As a character, Deadpool has always been at his best when he was capable of surprising readers. This is, it should be noted, different than shocking readers. Deadpool has always been capable of that and the poorest Deadpool writers were those who focused only on stunning readers with outrageous antics and dark, twisted humor. The truly great Deadpool writers have gotten creative and truly surprised readers, finding ways to explore the depths of the character and show that there is something more to Wade Wilson than a smart mouth and a gimmick that was totally ripped off of Deathstroke The Terminator.
I mention this because the same is true of Deadpool 2.
Deadpool 2 is filled with many shocking moments. Yet many of these shocking moments are not truly surprising.

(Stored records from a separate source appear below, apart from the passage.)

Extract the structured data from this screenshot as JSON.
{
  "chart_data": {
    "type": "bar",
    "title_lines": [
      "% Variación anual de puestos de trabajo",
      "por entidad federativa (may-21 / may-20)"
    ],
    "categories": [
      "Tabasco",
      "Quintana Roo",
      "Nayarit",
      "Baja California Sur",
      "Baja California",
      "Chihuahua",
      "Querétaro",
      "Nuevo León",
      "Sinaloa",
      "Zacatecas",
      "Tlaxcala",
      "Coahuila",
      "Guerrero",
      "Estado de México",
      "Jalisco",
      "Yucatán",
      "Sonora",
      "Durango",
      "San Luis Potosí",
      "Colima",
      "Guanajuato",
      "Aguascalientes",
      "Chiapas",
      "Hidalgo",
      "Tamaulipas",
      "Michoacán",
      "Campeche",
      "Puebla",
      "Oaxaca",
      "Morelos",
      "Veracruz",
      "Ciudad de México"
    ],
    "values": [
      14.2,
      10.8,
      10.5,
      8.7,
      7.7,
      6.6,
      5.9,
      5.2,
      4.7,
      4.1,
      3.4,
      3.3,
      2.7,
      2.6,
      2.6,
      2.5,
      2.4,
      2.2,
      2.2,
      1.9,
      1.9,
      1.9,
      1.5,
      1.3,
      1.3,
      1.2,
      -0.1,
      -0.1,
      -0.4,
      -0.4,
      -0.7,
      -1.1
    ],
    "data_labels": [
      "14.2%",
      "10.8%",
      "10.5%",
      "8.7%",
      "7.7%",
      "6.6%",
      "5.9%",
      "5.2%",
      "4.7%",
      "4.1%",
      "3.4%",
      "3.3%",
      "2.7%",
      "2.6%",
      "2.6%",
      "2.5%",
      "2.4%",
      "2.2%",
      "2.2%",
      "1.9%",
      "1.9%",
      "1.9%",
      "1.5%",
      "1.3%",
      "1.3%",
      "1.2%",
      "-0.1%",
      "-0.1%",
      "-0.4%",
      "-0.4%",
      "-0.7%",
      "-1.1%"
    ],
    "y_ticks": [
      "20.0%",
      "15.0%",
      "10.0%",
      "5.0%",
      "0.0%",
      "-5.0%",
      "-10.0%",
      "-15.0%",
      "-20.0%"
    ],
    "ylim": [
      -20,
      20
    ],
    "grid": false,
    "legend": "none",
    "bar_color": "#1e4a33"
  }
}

I was literally able to do a “3… 2… 1…” count regarding one gag near the end of the movie. Comedy, much like successful battles, is built around the element of surprise. If you can see the joke coming, it isn’t as funny. In this regard, Deadpool 2 has suffered from Traileritus – the unfortunate condition where a movie’s trailer turns out to contain all the best jokes in the film. This is not to say that Deadpool 2 is not a truly funny movie. I just don’t recall laughing as hard or as often as I did during the original Deadpool.
This might be a problem if Deadpool 2 were only concerned with scoring laughs. Thankfully, much like Wade Wilson himself, this movie has hidden depths. In much the same way as the original Deadpool was a romance about mercenary Wade Wilson (Ryan Reynolds) finding love with Vanessa (Moreana Baccarin) against all odds, so too is Deadpool 2 a film about families and the bonds that forge families from shared experiences rather than blood relations.
The movie’s plot centers on Wade and his battle with the cyborg soldier Cable (Josh Brolin), who has traveled back in time to kill a young mutant during his awkward teen years. Said mutant is destined to become a dangerous killer and his death will save thousands, if not millions of people. Deadpool, who has issues with killing scared children, finds himself thrust into the role of the boy’s advocate and faster than you can say “The Baby Hitler Problem,” Wade is putting together a team of mutant mercenaries, including the incredibly lucky Domino (Zazie Beetz), to thwart Cable’s efforts.
There’s quite a bit more to the movie than that, but I won’t be the one to spoil it. As I said, the best elements of this movie are those which manage to surprise you rather than just shock you. I will say, however, that the biggest surprise this movie holds is just how much heart lies at its core.
The script by Rhett Reese, Paul Wernick and Ryan Reynolds (yes, he wrote the story this time too) manages to be as uplifting as a good push-up bra and as hilarious as a football to the groin. The cast are all picture-perfect, with Zazie Beetz in particularly standing out. Director David Leitch does a stellar job of balancing all the various elements of the story, from the action sequences to the quieter moments between Wade and Vanessa.
Don’t panic, though, Deadpool fans. This movie still had loads of inappropriate humor, dark comedy, surprising cameos and just as many post-credit sequences as a real Marvel Studios production. So come ready to laugh, cry and stick around through all the credits! Excelsior!